Jackson de Figueiredo
Está o Correio da Manhã provocando os Niágaras da estultice e da vaidade humana, que não é mais do que isto o abrir as suas colunas a um debate sobre o divórcio. Não nego que, graças a Deus, até agora, pelo menos, muitas têm sido as vozes sensatas, as demonstrações de cultura séria e de amor à verdade. Mas, o certo é que nada disso equivalerá ao mal, positivamente feito à massa geral dos que leem, pelas insinuações da perversidade letrada e a pedanteria do nosso cientificismo de cordel.
Se a gente de imprensa, quando em função, lembrasse que também tem lar e é, como toda a gente, sujeita às mesmas tentações e misérias, a verdade é que a maior parte dos problemas debatidos nos jornais deles desapareceria, para ser objeto de análise e de estudo em ambientes mais fechados, mais restritos, e mais distantes, por conseguinte, da curiosidade propriamente popular.
Em geral, porém, o homem de imprensa se vê a si próprio como a uma abstração social, um ser à parte, que nada tem a ver com o homem comum, o cidadão, o chefe de família, que há também em cada jornalista.
É esta a razão porque nada os faz recuar, desde que os incite o interesse profissional. Ora, o interesse geral de um órgão de imprensa, muito diverso de mil outros interesses particulares que, todos, dependem daquele, é excitar a curiosidade do povo, é ser lido pelo maior número possível de homens que saibam ler ou que não saibam ler, pouco importa. O anúncio, como tudo o mais, depende dessa popularidade conquistada, às vezes, por tenebrosos processos de escândalo e de perversidade. E, não raro, o jornalista, um homem de bem, mas de vontade falha, como todos os ambiciosos, acaba escravo do seu próprio jornal.
Ei-lo, pois, contra a própria consciência de cidadão, de chefe de família, de bom irmão, de bom filho, expondo quando não sacrificando sobre ara da profissão, coisas que ele próprio julga sagradas, que ele próprio tem a certeza que não podem nem devem ser discutidas, e muito menos sujeitas a grosseiras análises por gente de toda espécie.
O debate sobre o divórcio é, nesse momento, um caso assim.
Mas, francamente, creio que no Brasil, a discussão, por parte dos homens de senso e de patriotismo, deve tomar outro rumo, abandonando, de uma vez por todas, o terreno da moral religiosa e filosófica.
No Brasil, não é preciso ultrapassar os limites da simples moral patriótica, jogar com outros dados que os do puro patriotismo.
A família brasileira, DO HOMEM BRASILEIRO, que fez o Brasil independente e respeitado, é a que ainda existe e, na qual, o próprio elemento civil respeitou sempre o dado natural e cristão da indissolubilidade do vínculo matrimonial.
De cinquenta anos para cá, transformações de ordem mundial, e necessidades nossas, fizeram do Brasil um país de imigração e, até hoje, não selecionada.
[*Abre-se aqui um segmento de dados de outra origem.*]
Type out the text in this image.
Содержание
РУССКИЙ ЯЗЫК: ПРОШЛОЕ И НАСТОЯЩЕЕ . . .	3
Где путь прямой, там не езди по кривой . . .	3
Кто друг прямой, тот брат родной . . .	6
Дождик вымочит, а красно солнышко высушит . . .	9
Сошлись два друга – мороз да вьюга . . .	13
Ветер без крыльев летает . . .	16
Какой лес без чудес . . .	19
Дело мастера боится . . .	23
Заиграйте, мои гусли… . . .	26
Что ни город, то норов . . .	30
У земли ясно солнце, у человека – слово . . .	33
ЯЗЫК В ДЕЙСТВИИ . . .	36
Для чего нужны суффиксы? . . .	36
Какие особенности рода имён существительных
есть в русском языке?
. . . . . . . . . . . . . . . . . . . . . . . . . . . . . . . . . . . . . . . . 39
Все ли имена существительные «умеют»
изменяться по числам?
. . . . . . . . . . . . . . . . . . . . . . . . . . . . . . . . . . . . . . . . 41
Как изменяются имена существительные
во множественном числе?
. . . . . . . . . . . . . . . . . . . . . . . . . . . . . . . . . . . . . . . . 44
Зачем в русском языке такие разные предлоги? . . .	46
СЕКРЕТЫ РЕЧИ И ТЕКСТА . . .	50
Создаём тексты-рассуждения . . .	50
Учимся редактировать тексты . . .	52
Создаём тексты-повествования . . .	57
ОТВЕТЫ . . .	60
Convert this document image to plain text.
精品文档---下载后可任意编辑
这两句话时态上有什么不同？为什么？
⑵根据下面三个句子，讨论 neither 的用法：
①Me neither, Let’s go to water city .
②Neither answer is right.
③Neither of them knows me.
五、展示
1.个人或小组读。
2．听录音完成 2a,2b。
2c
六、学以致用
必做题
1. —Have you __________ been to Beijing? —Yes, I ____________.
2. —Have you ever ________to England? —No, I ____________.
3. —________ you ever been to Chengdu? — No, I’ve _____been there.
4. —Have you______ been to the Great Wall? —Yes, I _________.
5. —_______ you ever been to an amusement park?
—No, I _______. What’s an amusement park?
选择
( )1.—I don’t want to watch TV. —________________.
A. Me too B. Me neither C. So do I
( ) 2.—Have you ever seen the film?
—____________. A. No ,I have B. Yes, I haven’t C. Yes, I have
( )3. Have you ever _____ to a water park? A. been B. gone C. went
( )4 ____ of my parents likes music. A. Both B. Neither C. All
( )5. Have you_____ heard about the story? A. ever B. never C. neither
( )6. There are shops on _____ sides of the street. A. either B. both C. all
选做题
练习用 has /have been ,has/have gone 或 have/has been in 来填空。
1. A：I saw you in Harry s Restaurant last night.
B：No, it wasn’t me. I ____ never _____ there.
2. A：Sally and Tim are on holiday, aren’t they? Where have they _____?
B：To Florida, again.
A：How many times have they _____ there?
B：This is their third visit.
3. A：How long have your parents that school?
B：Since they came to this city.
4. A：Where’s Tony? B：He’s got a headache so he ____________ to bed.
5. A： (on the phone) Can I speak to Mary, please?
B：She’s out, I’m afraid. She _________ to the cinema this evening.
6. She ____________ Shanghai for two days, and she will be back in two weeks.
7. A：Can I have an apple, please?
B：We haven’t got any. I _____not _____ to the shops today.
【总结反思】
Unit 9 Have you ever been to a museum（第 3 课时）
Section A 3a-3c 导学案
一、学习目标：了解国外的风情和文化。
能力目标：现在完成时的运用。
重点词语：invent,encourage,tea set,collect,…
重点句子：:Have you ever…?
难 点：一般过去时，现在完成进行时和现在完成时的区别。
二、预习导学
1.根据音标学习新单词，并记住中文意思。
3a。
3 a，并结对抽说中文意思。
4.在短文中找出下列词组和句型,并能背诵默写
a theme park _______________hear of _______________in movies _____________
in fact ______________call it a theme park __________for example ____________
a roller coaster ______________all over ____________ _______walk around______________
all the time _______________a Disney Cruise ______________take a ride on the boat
É, pois, um país pacífica mas poderosamente influenciado por imperialismos diversos, não sendo menos poderoso o imperialismo da miséria e da decadência de raças e povos, até ontem, felizes e prósperos dentro das suas fronteiras. É a invasão pacífica de homens, para a maioria dos quais o lar perdeu o seu sentido religioso com o de ser componente de um lar mais amplo, e não menos sagrado. Nós somos, por conseguinte, vítimas de um lento, mas tenebroso veneno: a judaização da nossa mentalidade urbana. É a aviltante vitória do metequismo sobre a consciência propriamente nacional, o que se esboça sob o véu dessas agitações, aparentemente sem causa e sem sentido, e que, de momento a momento, transformam em “problemas” os dogmas, por assim dizer, da vida nacional, os fundamentos morais da sociedade brasileira.
Pois bem: a pouco que dizer sobre misérias como estas.
Nós, os católicos, que constituímos a grande, a absoluta maioria da Nação, da Nação que, ao que se diz, vive sob um regime democrático, isto é, sob um regime em que, ao que se diz também, é a lei a vontade das maiorias, nós, os católicos, não admitimos o divórcio, não o admitiremos, seja ele decretado por quem for, que não seja esta maioria positiva e real e que constitui realmente a sociedade brasileira.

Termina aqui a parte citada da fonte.